Brian Hulley brianh at metamilk.com
Tue Sep 25 16:03:17 EDT 2007

Jonathan Cast wrote:
> On Tue, 2007-09-25 at 19:18 +0100, Brian Hulley wrote:
>> Brian Hulley wrote:
>>> I'm wondering if anyone can shed light on the reason why
>>>    x # y
>>> gets desugared to
>>>   (#) x y
>>> and not
>>>   (#) y x
> Of course, this is all a consequence of the well-known failure of
> natural language: verbs come before their objects.  It is thus natural
> to write f(x), when in fact it is the object that should come first, not
> the function.  Switching to a (natural) language where (finite) verbs
> come at the end of sentences, where they belong, should fix this issue
> in time.  Doing the same in a functional language would be ideal as
> well, but might limit its use among those who speak inferior natural
> languages.
Thanks, I must look into using postfix notation. It's used in Forth and 
Postscript and I seem to dimly recall that there is a natural language 
somewhere that also uses it but I can't remember which one.
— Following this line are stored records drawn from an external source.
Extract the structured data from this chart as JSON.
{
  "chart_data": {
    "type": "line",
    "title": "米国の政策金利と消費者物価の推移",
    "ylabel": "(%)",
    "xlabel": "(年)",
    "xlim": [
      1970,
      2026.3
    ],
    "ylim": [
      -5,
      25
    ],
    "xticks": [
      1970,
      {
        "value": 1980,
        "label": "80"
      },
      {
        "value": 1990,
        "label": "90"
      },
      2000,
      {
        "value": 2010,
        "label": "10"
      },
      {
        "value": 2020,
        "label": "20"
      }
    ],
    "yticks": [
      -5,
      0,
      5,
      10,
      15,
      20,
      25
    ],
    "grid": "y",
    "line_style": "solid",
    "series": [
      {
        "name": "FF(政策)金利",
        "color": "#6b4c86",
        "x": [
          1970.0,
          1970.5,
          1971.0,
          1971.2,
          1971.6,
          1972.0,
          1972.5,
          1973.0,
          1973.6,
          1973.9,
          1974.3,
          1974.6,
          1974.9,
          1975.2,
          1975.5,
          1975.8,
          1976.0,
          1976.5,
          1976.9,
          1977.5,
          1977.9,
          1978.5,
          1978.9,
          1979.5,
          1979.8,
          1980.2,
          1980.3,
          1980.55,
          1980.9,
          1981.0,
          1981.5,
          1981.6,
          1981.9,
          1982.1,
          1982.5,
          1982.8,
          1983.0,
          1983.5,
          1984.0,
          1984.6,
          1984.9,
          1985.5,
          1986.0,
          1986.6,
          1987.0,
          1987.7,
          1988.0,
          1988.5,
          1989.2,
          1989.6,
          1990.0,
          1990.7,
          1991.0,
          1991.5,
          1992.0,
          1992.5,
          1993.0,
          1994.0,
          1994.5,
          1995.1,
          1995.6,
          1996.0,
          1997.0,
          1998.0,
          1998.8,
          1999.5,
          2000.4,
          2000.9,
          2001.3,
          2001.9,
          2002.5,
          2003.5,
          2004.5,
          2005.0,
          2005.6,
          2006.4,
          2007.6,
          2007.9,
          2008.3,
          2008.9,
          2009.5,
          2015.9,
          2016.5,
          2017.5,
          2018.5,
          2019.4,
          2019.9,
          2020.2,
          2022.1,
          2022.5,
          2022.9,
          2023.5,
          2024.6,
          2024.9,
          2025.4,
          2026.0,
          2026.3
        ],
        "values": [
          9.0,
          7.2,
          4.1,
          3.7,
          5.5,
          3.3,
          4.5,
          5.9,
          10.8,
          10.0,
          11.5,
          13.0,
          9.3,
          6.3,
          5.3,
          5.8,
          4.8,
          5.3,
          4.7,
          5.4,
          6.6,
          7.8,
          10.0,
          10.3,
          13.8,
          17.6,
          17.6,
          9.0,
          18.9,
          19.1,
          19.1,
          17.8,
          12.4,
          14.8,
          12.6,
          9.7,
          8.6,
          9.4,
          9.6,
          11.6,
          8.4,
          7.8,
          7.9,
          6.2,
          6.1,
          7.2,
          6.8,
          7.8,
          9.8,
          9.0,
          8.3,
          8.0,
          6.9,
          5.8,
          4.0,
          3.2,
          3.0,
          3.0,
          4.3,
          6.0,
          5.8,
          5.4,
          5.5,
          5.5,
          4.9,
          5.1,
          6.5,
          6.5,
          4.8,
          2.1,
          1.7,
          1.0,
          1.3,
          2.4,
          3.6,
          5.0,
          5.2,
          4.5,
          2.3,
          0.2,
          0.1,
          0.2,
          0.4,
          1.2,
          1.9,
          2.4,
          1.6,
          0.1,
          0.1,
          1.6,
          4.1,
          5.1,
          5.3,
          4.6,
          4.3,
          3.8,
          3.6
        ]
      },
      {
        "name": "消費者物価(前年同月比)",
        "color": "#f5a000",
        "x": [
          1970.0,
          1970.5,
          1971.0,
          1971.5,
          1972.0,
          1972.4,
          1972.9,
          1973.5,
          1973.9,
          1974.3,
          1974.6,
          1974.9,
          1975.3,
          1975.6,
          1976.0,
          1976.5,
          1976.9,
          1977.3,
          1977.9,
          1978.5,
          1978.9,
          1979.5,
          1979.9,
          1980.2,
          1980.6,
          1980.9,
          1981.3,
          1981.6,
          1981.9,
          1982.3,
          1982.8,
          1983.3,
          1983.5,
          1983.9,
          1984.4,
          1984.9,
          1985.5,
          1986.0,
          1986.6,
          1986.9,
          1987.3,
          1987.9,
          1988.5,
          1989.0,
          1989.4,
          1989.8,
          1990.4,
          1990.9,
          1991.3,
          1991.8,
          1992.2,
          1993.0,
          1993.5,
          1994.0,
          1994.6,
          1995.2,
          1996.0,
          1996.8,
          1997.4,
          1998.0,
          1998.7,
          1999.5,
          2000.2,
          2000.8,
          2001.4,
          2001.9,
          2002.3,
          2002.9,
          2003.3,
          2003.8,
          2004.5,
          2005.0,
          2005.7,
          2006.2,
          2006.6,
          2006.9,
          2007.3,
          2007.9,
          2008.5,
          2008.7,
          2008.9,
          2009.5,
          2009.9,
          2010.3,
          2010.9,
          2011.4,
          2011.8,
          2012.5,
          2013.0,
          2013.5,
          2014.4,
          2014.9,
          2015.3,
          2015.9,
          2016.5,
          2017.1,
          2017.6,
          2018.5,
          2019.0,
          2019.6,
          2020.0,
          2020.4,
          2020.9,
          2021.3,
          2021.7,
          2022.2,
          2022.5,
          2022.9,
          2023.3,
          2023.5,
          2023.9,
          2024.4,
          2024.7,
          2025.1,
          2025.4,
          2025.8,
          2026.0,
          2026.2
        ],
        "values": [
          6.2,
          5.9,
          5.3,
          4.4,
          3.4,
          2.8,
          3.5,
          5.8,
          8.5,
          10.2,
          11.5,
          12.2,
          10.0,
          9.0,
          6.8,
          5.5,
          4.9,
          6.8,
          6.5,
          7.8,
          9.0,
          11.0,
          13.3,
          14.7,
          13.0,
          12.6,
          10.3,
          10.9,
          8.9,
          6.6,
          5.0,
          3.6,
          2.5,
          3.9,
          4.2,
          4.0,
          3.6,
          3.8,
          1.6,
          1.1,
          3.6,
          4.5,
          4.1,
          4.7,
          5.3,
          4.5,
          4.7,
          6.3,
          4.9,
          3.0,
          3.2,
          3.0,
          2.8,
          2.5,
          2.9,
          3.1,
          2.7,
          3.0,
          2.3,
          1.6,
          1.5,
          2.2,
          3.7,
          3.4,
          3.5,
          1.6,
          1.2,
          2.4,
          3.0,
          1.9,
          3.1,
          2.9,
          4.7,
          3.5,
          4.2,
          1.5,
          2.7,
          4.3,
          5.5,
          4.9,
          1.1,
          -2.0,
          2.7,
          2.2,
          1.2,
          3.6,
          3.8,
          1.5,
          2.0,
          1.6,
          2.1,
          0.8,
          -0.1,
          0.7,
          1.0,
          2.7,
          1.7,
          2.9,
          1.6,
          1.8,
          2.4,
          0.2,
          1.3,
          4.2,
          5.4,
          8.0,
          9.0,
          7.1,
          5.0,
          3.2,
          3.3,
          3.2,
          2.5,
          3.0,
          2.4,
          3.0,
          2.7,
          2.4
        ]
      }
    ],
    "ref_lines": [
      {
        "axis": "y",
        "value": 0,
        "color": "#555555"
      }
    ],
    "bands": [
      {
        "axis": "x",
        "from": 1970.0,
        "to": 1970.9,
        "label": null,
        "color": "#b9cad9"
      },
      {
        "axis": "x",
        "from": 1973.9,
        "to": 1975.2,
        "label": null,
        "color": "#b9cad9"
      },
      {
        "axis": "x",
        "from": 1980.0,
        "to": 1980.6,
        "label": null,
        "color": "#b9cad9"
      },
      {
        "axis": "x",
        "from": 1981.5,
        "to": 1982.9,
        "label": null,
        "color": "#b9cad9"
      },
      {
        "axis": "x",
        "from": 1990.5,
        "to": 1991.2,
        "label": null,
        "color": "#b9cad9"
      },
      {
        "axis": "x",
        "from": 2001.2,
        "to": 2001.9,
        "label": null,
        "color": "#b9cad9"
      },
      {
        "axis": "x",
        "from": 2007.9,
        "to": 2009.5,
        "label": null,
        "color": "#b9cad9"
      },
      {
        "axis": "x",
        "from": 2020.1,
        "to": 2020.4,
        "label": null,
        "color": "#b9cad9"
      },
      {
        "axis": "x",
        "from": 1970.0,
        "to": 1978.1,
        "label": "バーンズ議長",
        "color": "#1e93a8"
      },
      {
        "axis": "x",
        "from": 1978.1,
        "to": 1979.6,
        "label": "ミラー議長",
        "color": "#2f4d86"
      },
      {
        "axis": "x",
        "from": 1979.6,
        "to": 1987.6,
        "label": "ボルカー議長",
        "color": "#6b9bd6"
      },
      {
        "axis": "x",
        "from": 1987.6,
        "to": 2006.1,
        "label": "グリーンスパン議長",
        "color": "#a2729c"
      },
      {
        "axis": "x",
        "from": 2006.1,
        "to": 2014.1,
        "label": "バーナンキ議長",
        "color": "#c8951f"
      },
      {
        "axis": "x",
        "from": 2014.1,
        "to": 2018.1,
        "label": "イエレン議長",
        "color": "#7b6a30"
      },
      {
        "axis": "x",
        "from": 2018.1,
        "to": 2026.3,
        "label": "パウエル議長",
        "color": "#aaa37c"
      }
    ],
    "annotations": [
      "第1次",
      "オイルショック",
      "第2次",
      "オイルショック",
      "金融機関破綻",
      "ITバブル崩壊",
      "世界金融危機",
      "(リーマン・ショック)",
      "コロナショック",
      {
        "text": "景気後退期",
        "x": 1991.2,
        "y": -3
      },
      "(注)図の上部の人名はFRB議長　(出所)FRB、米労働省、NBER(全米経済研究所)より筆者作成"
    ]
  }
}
Not only would it solve the infix/prefix dilemma, but it would also be 
consistent with a sugar for an object oriented syntax for application:

    a b c f
    a .f(b, c)

 (Using a dot glued on its right and a left paren glued left to avoid 
ambiguity with unglued dot (function composition) and unglued left paren 

It's not so clear to me what the syntax for types should be in a postfix 
Also, a problem might be that it is not so easy to use the 
multiple-clause style of function definition eg compare:

    map _ [] = []
    map f (h : t) = f h : map f t


    [] f map = []
    (h : t) f map = h f : t f map

since the function name is no longer conveniently at the margin of 
whatever layout block we are in so extra efforts would need to be made 
to line them up, though this is a minor issue.